# Intermediate value theorem

## Statement

### Full version

Suppose $f$ is a continuous function and a closed interval $[a,b]$ is contained in the domain of $f$ (in particular, the restriction of $f$ to the interval $[a,b]$ is continuous). Then, for any $t$ between the values $f(a)$ and $f(b)$ (see note below), there exists $c \in [a,b]$ such that $f(c) = t$.

Note: When we say $t$ is between $f(a)$ and $f(b)$, we mean $t \in [f(a),f(b)]$ if $f(a) \le f(b)$ and we mean that $t \in [f(b),f(a)]$ if $f(b) \le f(a)$.

### Short version

Any continuous function on an interval satisfies the intermediate value property.

## Caveats

### The statement need not be true for a discontinuous function

It is possible for a function having a discontinuity to violate the intermediate value theorem.

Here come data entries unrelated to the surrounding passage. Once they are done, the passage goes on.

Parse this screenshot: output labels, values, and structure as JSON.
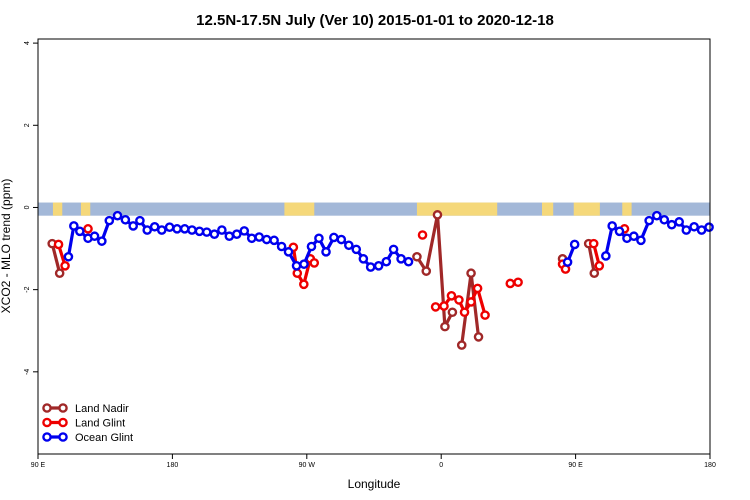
{
  "chart_data": {
    "type": "line",
    "title": "12.5N-17.5N July (Ver 10)   2015-01-01 to 2020-12-18",
    "xlabel": "Longitude",
    "ylabel": "XCO2 - MLO trend (ppm)",
    "xlim": [
      0,
      360
    ],
    "ylim": [
      -6.0,
      4.1
    ],
    "x_ticks": [
      {
        "value": 0,
        "label": "90 E"
      },
      {
        "value": 72,
        "label": "180"
      },
      {
        "value": 144,
        "label": "90 W"
      },
      {
        "value": 216,
        "label": "0"
      },
      {
        "value": 288,
        "label": "90 E"
      },
      {
        "value": 360,
        "label": "180"
      }
    ],
    "y_ticks": [
      {
        "value": 4,
        "label": "4"
      },
      {
        "value": 2,
        "label": "2"
      },
      {
        "value": 0,
        "label": "0"
      },
      {
        "value": -2,
        "label": "-2"
      },
      {
        "value": -4,
        "label": "-4"
      }
    ],
    "land_mask_band": {
      "y_range": [
        -0.2,
        0.12
      ],
      "ocean_color": "#a3b8d8",
      "land_color": "#f5d87a",
      "land_segments": [
        [
          8,
          13
        ],
        [
          23,
          28
        ],
        [
          132,
          148
        ],
        [
          203,
          246
        ],
        [
          270,
          276
        ],
        [
          287,
          301
        ],
        [
          313,
          318
        ]
      ]
    },
    "legend_position": "bottom-left",
    "series": [
      {
        "name": "Land Nadir",
        "color": "#a02828",
        "segments": [
          [
            [
              7.6,
              -0.88
            ],
            [
              11.6,
              -1.6
            ]
          ],
          [
            [
              203,
              -1.2
            ],
            [
              208,
              -1.55
            ],
            [
              214,
              -0.18
            ],
            [
              218,
              -2.9
            ],
            [
              222,
              -2.55
            ]
          ],
          [
            [
              227,
              -3.35
            ],
            [
              232,
              -1.6
            ],
            [
              236,
              -3.15
            ]
          ],
          [
            [
              281,
              -1.25
            ]
          ],
          [
            [
              295,
              -0.88
            ],
            [
              298,
              -1.6
            ]
          ]
        ]
      },
      {
        "name": "Land Glint",
        "color": "#ee0000",
        "segments": [
          [
            [
              11,
              -0.9
            ],
            [
              14.5,
              -1.42
            ]
          ],
          [
            [
              26.8,
              -0.52
            ]
          ],
          [
            [
              136.8,
              -0.97
            ],
            [
              138.9,
              -1.6
            ],
            [
              142.4,
              -1.87
            ],
            [
              145.9,
              -1.25
            ],
            [
              148,
              -1.35
            ]
          ],
          [
            [
              206,
              -0.67
            ]
          ],
          [
            [
              213,
              -2.42
            ],
            [
              217.5,
              -2.4
            ],
            [
              221.5,
              -2.15
            ],
            [
              225.5,
              -2.25
            ],
            [
              228.5,
              -2.55
            ],
            [
              232,
              -2.3
            ],
            [
              235.5,
              -1.97
            ],
            [
              239.5,
              -2.62
            ]
          ],
          [
            [
              253,
              -1.85
            ]
          ],
          [
            [
              257.2,
              -1.82
            ]
          ],
          [
            [
              281,
              -1.38
            ],
            [
              282.6,
              -1.5
            ]
          ],
          [
            [
              297.7,
              -0.88
            ],
            [
              300.7,
              -1.42
            ]
          ],
          [
            [
              314.2,
              -0.52
            ]
          ]
        ]
      },
      {
        "name": "Ocean Glint",
        "color": "#0000ee",
        "segments": [
          [
            [
              16.3,
              -1.2
            ],
            [
              19.2,
              -0.45
            ],
            [
              22.4,
              -0.58
            ],
            [
              26.8,
              -0.75
            ],
            [
              30.3,
              -0.7
            ],
            [
              34.2,
              -0.82
            ],
            [
              38.2,
              -0.32
            ],
            [
              42.6,
              -0.2
            ],
            [
              46.8,
              -0.3
            ],
            [
              51,
              -0.45
            ],
            [
              54.6,
              -0.32
            ],
            [
              58.5,
              -0.55
            ],
            [
              62.5,
              -0.47
            ],
            [
              66.3,
              -0.55
            ],
            [
              70.5,
              -0.48
            ],
            [
              74.5,
              -0.52
            ],
            [
              78.6,
              -0.52
            ],
            [
              82.5,
              -0.55
            ],
            [
              86.5,
              -0.58
            ],
            [
              90.4,
              -0.6
            ],
            [
              94.5,
              -0.65
            ],
            [
              98.5,
              -0.55
            ],
            [
              102.5,
              -0.7
            ],
            [
              106.5,
              -0.65
            ],
            [
              110.5,
              -0.57
            ],
            [
              114.5,
              -0.75
            ],
            [
              118.5,
              -0.72
            ],
            [
              122.5,
              -0.78
            ],
            [
              126.5,
              -0.8
            ],
            [
              130.5,
              -0.95
            ],
            [
              134.2,
              -1.08
            ],
            [
              138.5,
              -1.42
            ],
            [
              142.5,
              -1.38
            ],
            [
              146.5,
              -0.95
            ],
            [
              150.5,
              -0.75
            ],
            [
              154.3,
              -1.08
            ],
            [
              158.5,
              -0.73
            ],
            [
              162.5,
              -0.78
            ],
            [
              166.5,
              -0.92
            ],
            [
              170.5,
              -1.02
            ],
            [
              174.3,
              -1.25
            ],
            [
              178.2,
              -1.45
            ],
            [
              182.5,
              -1.42
            ],
            [
              186.6,
              -1.32
            ],
            [
              190.5,
              -1.02
            ],
            [
              194.5,
              -1.25
            ],
            [
              198.5,
              -1.32
            ]
          ],
          [
            [
              283.7,
              -1.33
            ],
            [
              287.5,
              -0.9
            ]
          ],
          [
            [
              304.2,
              -1.18
            ],
            [
              307.6,
              -0.45
            ],
            [
              311.5,
              -0.58
            ],
            [
              315.5,
              -0.75
            ],
            [
              319.2,
              -0.7
            ],
            [
              323,
              -0.8
            ],
            [
              327.4,
              -0.32
            ],
            [
              331.5,
              -0.2
            ],
            [
              335.5,
              -0.3
            ],
            [
              339.5,
              -0.42
            ],
            [
              343.5,
              -0.35
            ],
            [
              347.3,
              -0.55
            ],
            [
              351.5,
              -0.47
            ],
            [
              355.5,
              -0.55
            ],
            [
              359.5,
              -0.48
            ]
          ]
        ]
      }
    ]
  }
}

Below is an example, of the function $f(x) := (x + 1)\operatorname{sgn}(x)$ where $\operatorname{sgn}$ is the signum function and we define it to be zero at 0.

Here, we consider the domain $[a,b] = [-1,3]$, with $f(-1) = 0$ and $f(3) = 4$, but there is no $c \in [-1,3]$ satisfying $f(c) = 1/2$, even though $1/2 \in [0,4]$.

### The function needs to be defined throughout the domain

Consider the function $f(x) := 1/x$. We have $f(-1) = -1$ and $f(1) = 1$. However, there is no $c \in [-1,1]$ such that $f(c) = 1/2$. The reason the theorem fails is that $f$ is not defined at the point 0, and hence it is not defined on the domain $[-1,1]$.